What are the events involved in a pandemic outbreak? What steps should be taken when planning a wedding? The answers to these questions can be found by collecting many documents on the complex event of interest, extracting relevant information, and analyzing it. We present a new approach in which large language models are utilized to generate source documents that allow predicting, given a high-level event definition, the specific events, arguments, and relations between them to construct a schema that describes the complex event in its entirety.
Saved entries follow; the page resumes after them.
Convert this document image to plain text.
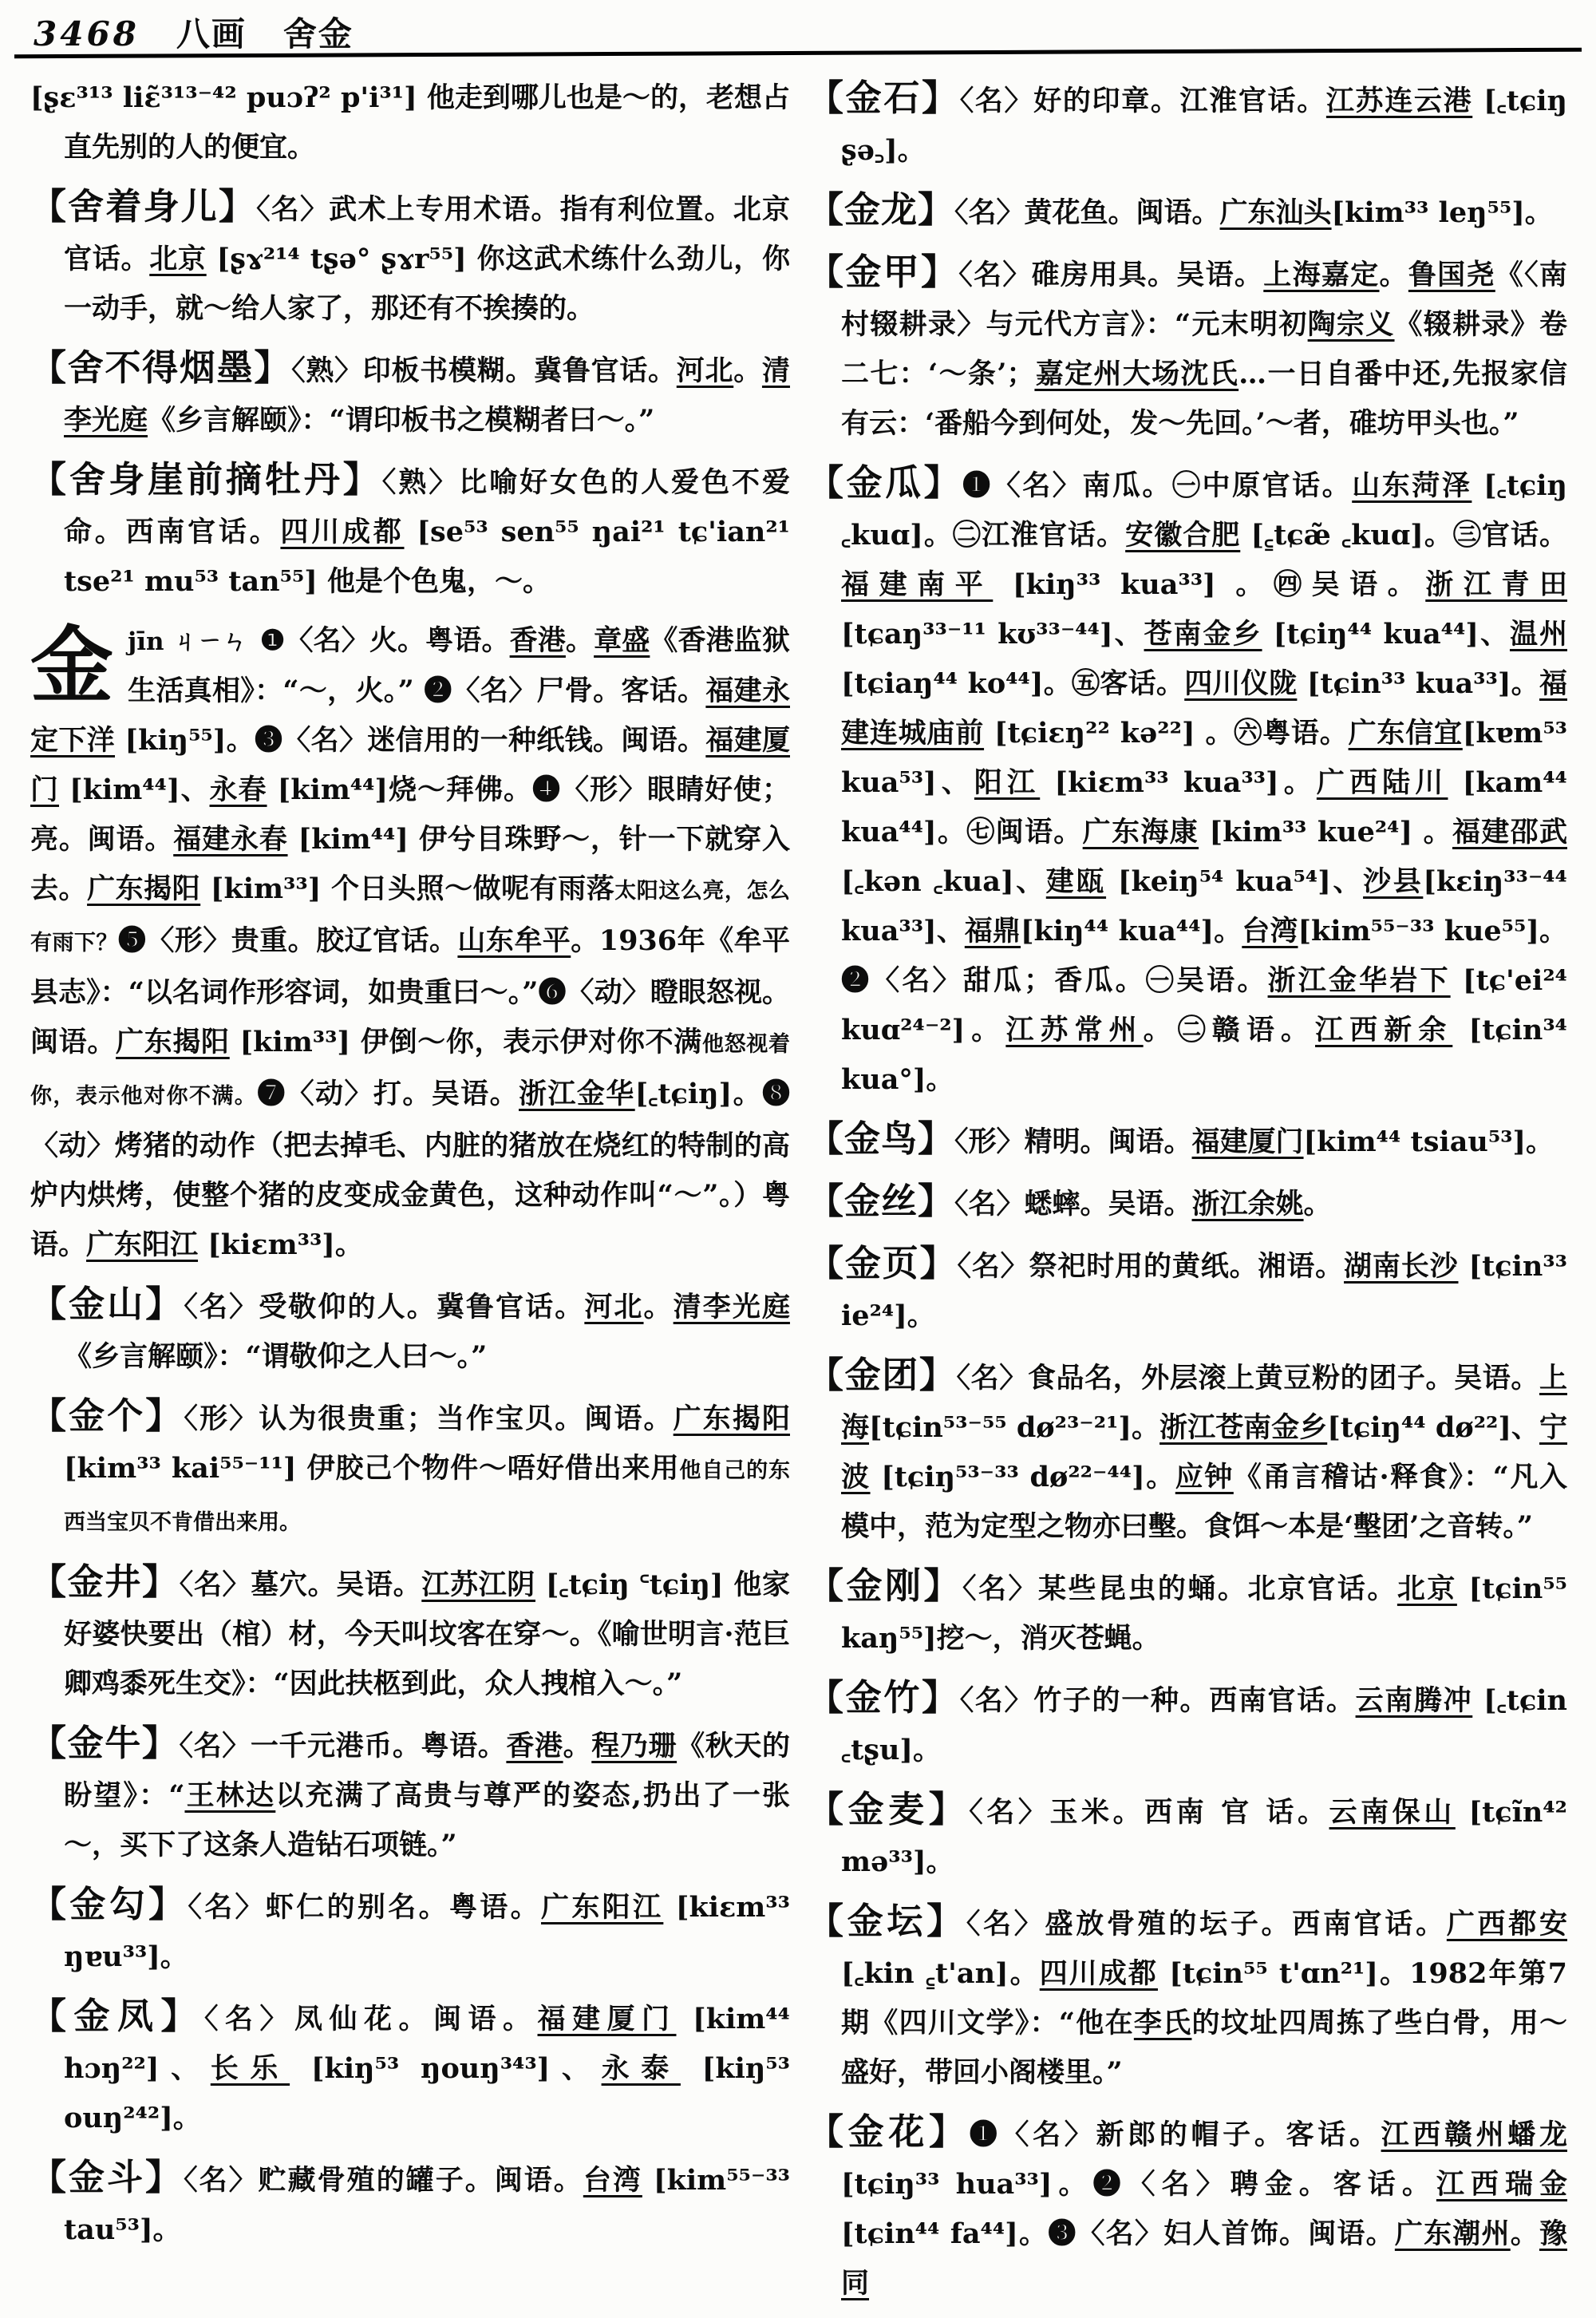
3468 八画 舍金
[ʂɛ³¹³ liɛ̃³¹³⁻⁴² puɔʔ² p'i³¹] 他走到哪儿也是～的，老想占直先别的人的便宜。
【舍着身儿】〈名〉武术上专用术语。指有利位置。北京官话。北京 [ʂɤ²¹⁴ tʂə° ʂɤr⁵⁵] 你这武术练什么劲儿，你一动手，就～给人家了，那还有不挨揍的。
【舍不得烟墨】〈熟〉印板书模糊。冀鲁官话。河北。清李光庭《乡言解颐》：“谓印板书之模糊者曰～。”
【舍身崖前摘牡丹】〈熟〉比喻好女色的人爱色不爱命。西南官话。四川成都 [se⁵³ sen⁵⁵ ŋai²¹ tɕ'ian²¹ tse²¹ mu⁵³ tan⁵⁵] 他是个色鬼，～。
金jīn ㄐㄧㄣ ❶〈名〉火。粤语。香港。章盛《香港监狱生活真相》：“～，火。” ❷〈名〉尸骨。客话。福建永定下洋 [kiŋ⁵⁵]。❸〈名〉迷信用的一种纸钱。闽语。福建厦门 [kim⁴⁴]、永春 [kim⁴⁴]烧～拜佛。❹〈形〉眼睛好使；亮。闽语。福建永春 [kim⁴⁴] 伊兮目珠野～，针一下就穿入去。广东揭阳 [kim³³] 个日头照～做呢有雨落太阳这么亮，怎么有雨下？❺〈形〉贵重。胶辽官话。山东牟平。1936年《牟平县志》：“以名词作形容词，如贵重曰～。”❻〈动〉瞪眼怒视。闽语。广东揭阳 [kim³³] 伊倒～你，表示伊对你不满他怒视着你，表示他对你不满。❼〈动〉打。吴语。浙江金华[꜀tɕiŋ]。❽〈动〉烤猪的动作（把去掉毛、内脏的猪放在烧红的特制的高炉内烘烤，使整个猪的皮变成金黄色，这种动作叫“～”。）粤语。广东阳江 [kiɛm³³]。
【金山】〈名〉受敬仰的人。冀鲁官话。河北。清李光庭《乡言解颐》：“谓敬仰之人曰～。”
【金个】〈形〉认为很贵重；当作宝贝。闽语。广东揭阳 [kim³³ kai⁵⁵⁻¹¹] 伊胶己个物件～唔好借出来用他自己的东西当宝贝不肯借出来用。
【金井】〈名〉墓穴。吴语。江苏江阴 [꜀tɕiŋ ꜂tɕiŋ] 他家好婆快要出（棺）材，今天叫坟客在穿～。《喻世明言·范巨卿鸡黍死生交》：“因此扶柩到此，众人拽棺入～。”
【金牛】〈名〉一千元港币。粤语。香港。程乃珊《秋天的盼望》：“王林达以充满了高贵与尊严的姿态,扔出了一张～，买下了这条人造钻石项链。”
【金勾】〈名〉虾仁的别名。粤语。广东阳江 [kiɛm³³ ŋɐu³³]。
【金凤】〈名〉凤仙花。闽语。福建厦门 [kim⁴⁴ hɔŋ²²]、长乐 [kiŋ⁵³ ŋouŋ³⁴³]、永泰 [kiŋ⁵³ ouŋ²⁴²]。
【金斗】〈名〉贮藏骨殖的罐子。闽语。台湾 [kim⁵⁵⁻³³ tau⁵³]。
【金石】〈名〉好的印章。江淮官话。江苏连云港 [꜀tɕiŋ ʂə꜆]。
【金龙】〈名〉黄花鱼。闽语。广东汕头[kim³³ leŋ⁵⁵]。
【金甲】〈名〉碓房用具。吴语。上海嘉定。鲁国尧《〈南村辍耕录〉与元代方言》：“元末明初陶宗义《辍耕录》卷二七：‘～条’；嘉定州大场沈氏…一日自番中还,先报家信有云：‘番船今到何处，发～先回。’～者，碓坊甲头也。”
【金瓜】❶〈名〉南瓜。㊀中原官话。山东菏泽 [꜀tɕiŋ ꜀kuɑ]。㊁江淮官话。安徽合肥 [꜁tɕæ̃ ꜀kuɑ]。㊂官话。福建南平 [kiŋ³³ kua³³] 。㊃吴语。浙江青田 [tɕaŋ³³⁻¹¹ kʊ³³⁻⁴⁴]、苍南金乡 [tɕiŋ⁴⁴ kua⁴⁴]、温州 [tɕiaŋ⁴⁴ ko⁴⁴]。㊄客话。四川仪陇 [tɕin³³ kua³³]。福建连城庙前 [tɕiɛŋ²² kə²²] 。㊅粤语。广东信宜[kɐm⁵³ kua⁵³]、阳江 [kiɛm³³ kua³³]。广西陆川 [kam⁴⁴ kua⁴⁴]。㊆闽语。广东海康 [kim³³ kue²⁴] 。福建邵武 [꜀kən ꜀kua]、建瓯 [keiŋ⁵⁴ kua⁵⁴]、沙县[kɛiŋ³³⁻⁴⁴ kua³³]、福鼎[kiŋ⁴⁴ kua⁴⁴]。台湾[kim⁵⁵⁻³³ kue⁵⁵]。❷〈名〉甜瓜；香瓜。㊀吴语。浙江金华岩下 [tɕ'ei²⁴ kuɑ²⁴⁻²]。江苏常州。㊁赣语。江西新余 [tɕin³⁴ kua°]。
【金鸟】〈形〉精明。闽语。福建厦门[kim⁴⁴ tsiau⁵³]。
【金丝】〈名〉蟋蟀。吴语。浙江余姚。
【金页】〈名〉祭祀时用的黄纸。湘语。湖南长沙 [tɕin³³ ie²⁴]。
【金团】〈名〉食品名，外层滚上黄豆粉的团子。吴语。上海[tɕin⁵³⁻⁵⁵ dø²³⁻²¹]。浙江苍南金乡[tɕiŋ⁴⁴ dø²²]、宁波 [tɕiŋ⁵³⁻³³ dø²²⁻⁴⁴]。应钟《甬言稽诂·释食》：“凡入模中，范为定型之物亦曰墼。食饵～本是‘墼团’之音转。”
【金刚】〈名〉某些昆虫的蛹。北京官话。北京 [tɕin⁵⁵ kaŋ⁵⁵]挖～，消灭苍蝇。
【金竹】〈名〉竹子的一种。西南官话。云南腾冲 [꜀tɕin ꜀tʂu]。
【金麦】〈名〉玉米。西南 官 话。云南保山 [tɕĩn⁴² mə³³]。
【金坛】〈名〉盛放骨殖的坛子。西南官话。广西都安 [꜀kin ꜁t'an]。四川成都 [tɕin⁵⁵ t'ɑn²¹]。1982年第7期《四川文学》：“他在李氏的坟址四周拣了些白骨，用～盛好，带回小阁楼里。”
【金花】❶〈名〉新郎的帽子。客话。江西赣州蟠龙 [tɕiŋ³³ hua³³]。❷〈名〉聘金。客话。江西瑞金 [tɕin⁴⁴ fa⁴⁴]。❸〈名〉妇人首饰。闽语。广东潮州。豫同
Using our model, complete schemas on any topic can be generated on-the-fly without any manual data collection, i.e., in a zero-shot manner. Moreover, we develop efficient methods to extract pertinent information from texts and demonstrate in a series of experiments that these schemas are considered to be more complete than human-curated ones in the majority of examined scenarios. Finally, we show that this framework is comparable in performance with previous supervised schema induction methods that rely on collecting real texts while being more general and flexible without the need for a predefined ontology.
翻译:无需先前知识的即时事件架构归纳
什么是大流行爆发中涉及的事件?计划婚礼时应该采取什么措施?这些问题的答案可以通过收集许多有关感兴趣复杂事件的文档、提取相关信息并对其进行分析来找到。本文介绍了一种新的方法,利用大型语言模型生成源文档,以便根据高级事件定义预测事件、参数和它们之间的关系,以构建描述整个复杂事件的架构。使用我们的模型,可以零次采集数据即可即时生成任何主题的完整架构。此外,我们开发了从文本中提取相关信息的有效方法,并在一系列实验中证明这些架构在大多数检查情况下比人工策划的架构更完整。最后,我们展示了这个框架在性能上与以前基于收集真实文本的监督架构归纳方法相当,同时更加通用和灵活,无需预定义本体论。